To test this I setup a General Purpose Droplet at DigitalOcean with 8 GB of RAM and 2 CPUs. The system was running Debian 10 with Python 3.7.3, Ansible 2.9.0 and Nornir 2.3.0.
I ran the tests with four different inventory sizes.
time ansible-playbook -i ansible-inventory-100.yaml ansible-run.yaml
real 0m18.217s
user 0m26.760s
sys 0m8.380s
time ansible-playbook -i ansible-inventory-1000.yaml ansible-run.yaml
real 3m1.560s
user 4m29.763s
sys 1m28.898s
time ansible-playbook -i ansible-inventory-5000.yaml ansible-run.yaml
real 17m47.708s
user 23m44.082s
sys 11m30.803s
time ansible-playbook -i ansible-inventory-10000.yaml ansible-run.yaml
real 41m22.106s
user 47m53.756s
sys 34m6.729s
time python3 nornir-run.py 100
real 0m0.621s
user 0m0.438s
sys 0m0.072s
time python3 nornir-run.py 1000
real 0m2.005s
user 0m1.630s
sys 0m0.353s
time python3 nornir-run.py 5000
real 0m8.906s
user 0m7.321s
sys 0m1.662s
time python3 nornir-run.py 10000
real 0m17.217s
user 0m15.033s
sys 0m3.345s
I could have done more tests with larger inventories too, but I was paying by the hour. One thing to highlight here is that whe you add twice as many hosts to the Nornir run it more or less doubles in time. Using Ansible doubling the amount of hosts or data will more than double the time.
Looking at the above output in a diagram is very telling. It may appear that the data for Nornir is missing in the first two tests, it just looks that way because the bar would be so small. Even the other bars are hard to see. It’s easier if we remove the data for the Ansible tests.
When running the tests I used the default forks in Ansible and num_workers, however for this scenario / problem it doesn’t really matter since all of the processing of the data is done on the host regardless if it’s Nornir or Ansible being used.
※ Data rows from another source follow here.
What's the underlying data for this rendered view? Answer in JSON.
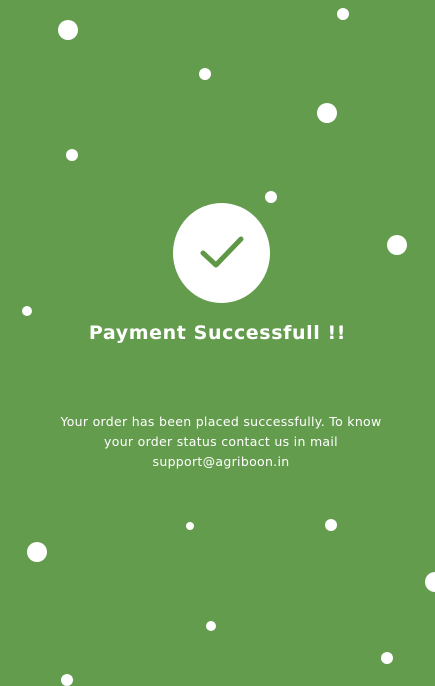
{
  "theme": {
    "background": "#639c4d",
    "accent": "#5e9745",
    "foreground": "#ffffff"
  },
  "success": {
    "icon": "checkmark-icon",
    "title": "Payment Successfull !!",
    "message_lines": [
      "Your order has been placed successfully. To know",
      "your order status contact us in mail",
      "support@agriboon.in"
    ]
  }
}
The above is just an easy to illustrate an example, remember I hit a ceiling when using around 90 devices and the issue there was the amount of data. The main problem seems to be that Ansible is serializing and deserializing JSON data between every task and internally within the core, at some point this becomes problematic.
It could be that you are collecting some facts from the network and want to use those facts later on in the Ansible playbook.
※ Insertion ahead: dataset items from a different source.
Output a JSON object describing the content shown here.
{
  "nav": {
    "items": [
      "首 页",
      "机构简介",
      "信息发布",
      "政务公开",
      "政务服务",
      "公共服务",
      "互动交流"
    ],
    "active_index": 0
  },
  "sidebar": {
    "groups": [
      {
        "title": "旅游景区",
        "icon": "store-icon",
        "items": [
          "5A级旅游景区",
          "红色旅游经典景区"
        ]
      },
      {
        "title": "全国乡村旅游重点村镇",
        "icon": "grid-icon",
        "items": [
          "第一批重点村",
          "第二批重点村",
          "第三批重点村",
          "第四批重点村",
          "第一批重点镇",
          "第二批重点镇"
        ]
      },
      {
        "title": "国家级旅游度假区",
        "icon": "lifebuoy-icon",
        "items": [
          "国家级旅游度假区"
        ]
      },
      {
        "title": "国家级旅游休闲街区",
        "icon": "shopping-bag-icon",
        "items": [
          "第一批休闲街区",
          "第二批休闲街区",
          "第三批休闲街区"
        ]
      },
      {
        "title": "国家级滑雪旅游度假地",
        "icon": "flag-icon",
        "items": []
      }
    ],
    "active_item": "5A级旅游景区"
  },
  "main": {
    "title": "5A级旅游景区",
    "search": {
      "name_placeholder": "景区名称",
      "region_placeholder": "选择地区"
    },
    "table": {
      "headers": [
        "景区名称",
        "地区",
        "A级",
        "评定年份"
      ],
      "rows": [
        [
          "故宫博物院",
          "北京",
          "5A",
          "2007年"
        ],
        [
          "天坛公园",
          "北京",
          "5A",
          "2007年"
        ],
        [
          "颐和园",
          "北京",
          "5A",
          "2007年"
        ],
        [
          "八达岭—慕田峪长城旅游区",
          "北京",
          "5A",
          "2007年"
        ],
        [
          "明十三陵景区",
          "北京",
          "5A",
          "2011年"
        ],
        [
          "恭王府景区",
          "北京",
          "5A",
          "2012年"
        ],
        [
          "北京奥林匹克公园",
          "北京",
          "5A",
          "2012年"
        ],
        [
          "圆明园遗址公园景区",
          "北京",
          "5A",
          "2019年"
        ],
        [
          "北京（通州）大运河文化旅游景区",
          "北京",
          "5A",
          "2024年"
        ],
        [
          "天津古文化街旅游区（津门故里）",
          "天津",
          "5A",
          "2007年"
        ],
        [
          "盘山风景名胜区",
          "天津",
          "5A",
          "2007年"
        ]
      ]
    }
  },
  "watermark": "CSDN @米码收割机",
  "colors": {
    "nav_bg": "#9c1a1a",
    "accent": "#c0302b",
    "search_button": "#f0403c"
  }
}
This, of course, depends on your situation. In some scenarios, it could be absolutely critical. A lot of time it doesn’t matter that much, especially when we are talking about background tasks. A big pain point for me is if I have to wait for a computer to complete something, I always try to minimize that time. Having said that I wouldn’t say that speed would be my main argument for using Nornir. Likewise, there’re a lot of scenarios with Ansible where the numbers above are completely irrelevant.
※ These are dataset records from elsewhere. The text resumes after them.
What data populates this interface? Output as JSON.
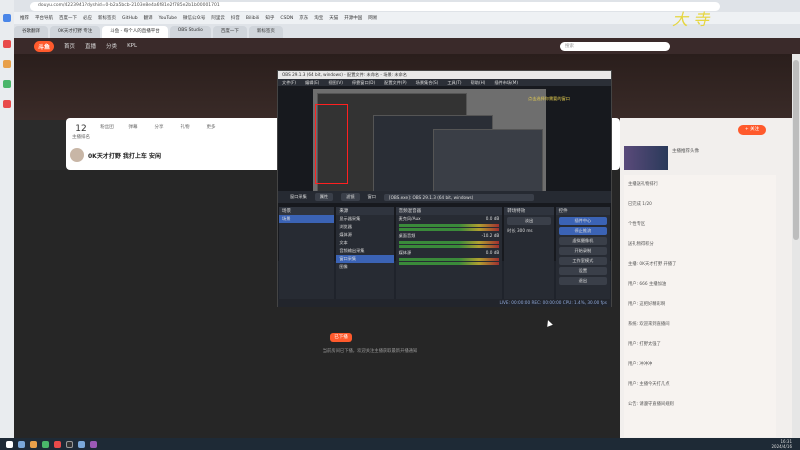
{
  "browser": {
    "url": "douyu.com/4223941?dyshid=0-b2a5bcb-2103e8e4a6f81e2f785e2b1b00001701",
    "bookmarks": [
      "推荐",
      "平台导航",
      "百度一下",
      "必应",
      "新标签页",
      "GitHub",
      "翻译",
      "YouTube",
      "微信公众号",
      "阿里云",
      "抖音",
      "Bilibili",
      "知乎",
      "CSDN",
      "京东",
      "淘宝",
      "天猫",
      "开源中国",
      "网易"
    ],
    "tabs": [
      "谷歌翻译",
      "0K天才打野 专注",
      "斗鱼 - 每个人的直播平台",
      "OBS Studio",
      "百度一下",
      "新标签页"
    ]
  },
  "site": {
    "logo": "斗鱼",
    "nav": [
      "首页",
      "直播",
      "分类",
      "KPL"
    ],
    "search_placeholder": "搜索",
    "follow_label": "+ 关注",
    "room_title": "0K天才打野 我打上车 安闲",
    "stats": [
      {
        "big": "12",
        "label": "主播排名"
      },
      {
        "big": "",
        "label": "粉丝团"
      },
      {
        "big": "",
        "label": "弹幕"
      },
      {
        "big": "",
        "label": "分享"
      },
      {
        "big": "",
        "label": "礼物"
      },
      {
        "big": "",
        "label": "更多"
      }
    ],
    "offline_label": "已下播",
    "offline_note": "当前房间已下播，欢迎关注主播获取最新开播通知"
  },
  "chat": {
    "pref_ad": "主播推荐头像",
    "lines": [
      "主播送礼物排行",
      "已完成 1/20",
      "个性专区",
      "送礼物得积分",
      "主播: 0K天才打野 开播了",
      "用户: 666 主播加油",
      "用户: 这把好精彩啊",
      "系统: 欢迎来到直播间",
      "用户: 打野太强了",
      "用户: 冲冲冲",
      "用户: 主播今天打几点",
      "公告: 请遵守直播间规则"
    ]
  },
  "obs": {
    "title": "OBS 29.1.3 (64 bit, windows) - 配置文件: 未命名 - 场景: 未命名",
    "menu": [
      "文件(F)",
      "编辑(E)",
      "视图(V)",
      "停靠窗口(D)",
      "配置文件(P)",
      "场景集合(S)",
      "工具(T)",
      "帮助(H)",
      "插件市场(M)"
    ],
    "notice": "点击选择你需要的窗口",
    "size_label": "284 px",
    "source_bar": [
      "窗口采集",
      "属性",
      "滤镜",
      "窗口",
      "[OBS.exe]: OBS 29.1.3 (64 bit, windows)"
    ],
    "docks": {
      "scenes_title": "场景",
      "scene_item": "场景",
      "sources_title": "来源",
      "sources": [
        "显示器采集",
        "浏览器",
        "媒体源",
        "文本",
        "音频输出采集",
        "窗口采集",
        "图像"
      ],
      "mixer_title": "音频混音器",
      "mixer": [
        {
          "name": "麦克风/Aux",
          "db": "0.0 dB"
        },
        {
          "name": "桌面音频",
          "db": "-10.2 dB"
        },
        {
          "name": "媒体源",
          "db": "0.0 dB"
        }
      ],
      "transition_title": "转场特效",
      "transition_value": "淡出",
      "duration_label": "时长",
      "duration_value": "300 ms",
      "controls_title": "控件",
      "controls": [
        "插件中心",
        "停止推流",
        "虚拟摄像机",
        "开始录制",
        "工作室模式",
        "设置",
        "退出"
      ]
    },
    "status": "LIVE: 00:00:00   REC: 00:00:00   CPU: 1.4%, 30.00 fps"
  },
  "taskbar": {
    "time": "16:31",
    "date": "2024/4/16"
  }
}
I hope that I’ve shed some light on the discussion about speed when working with data within Ansible or Nornir. Again the findings here might not be relevant for your situation, but it’s something to keep in mind. If you want to take a look at the code used in this article look at the networklore-demos repository within the python/nornir/ansible-nornir-speed directory.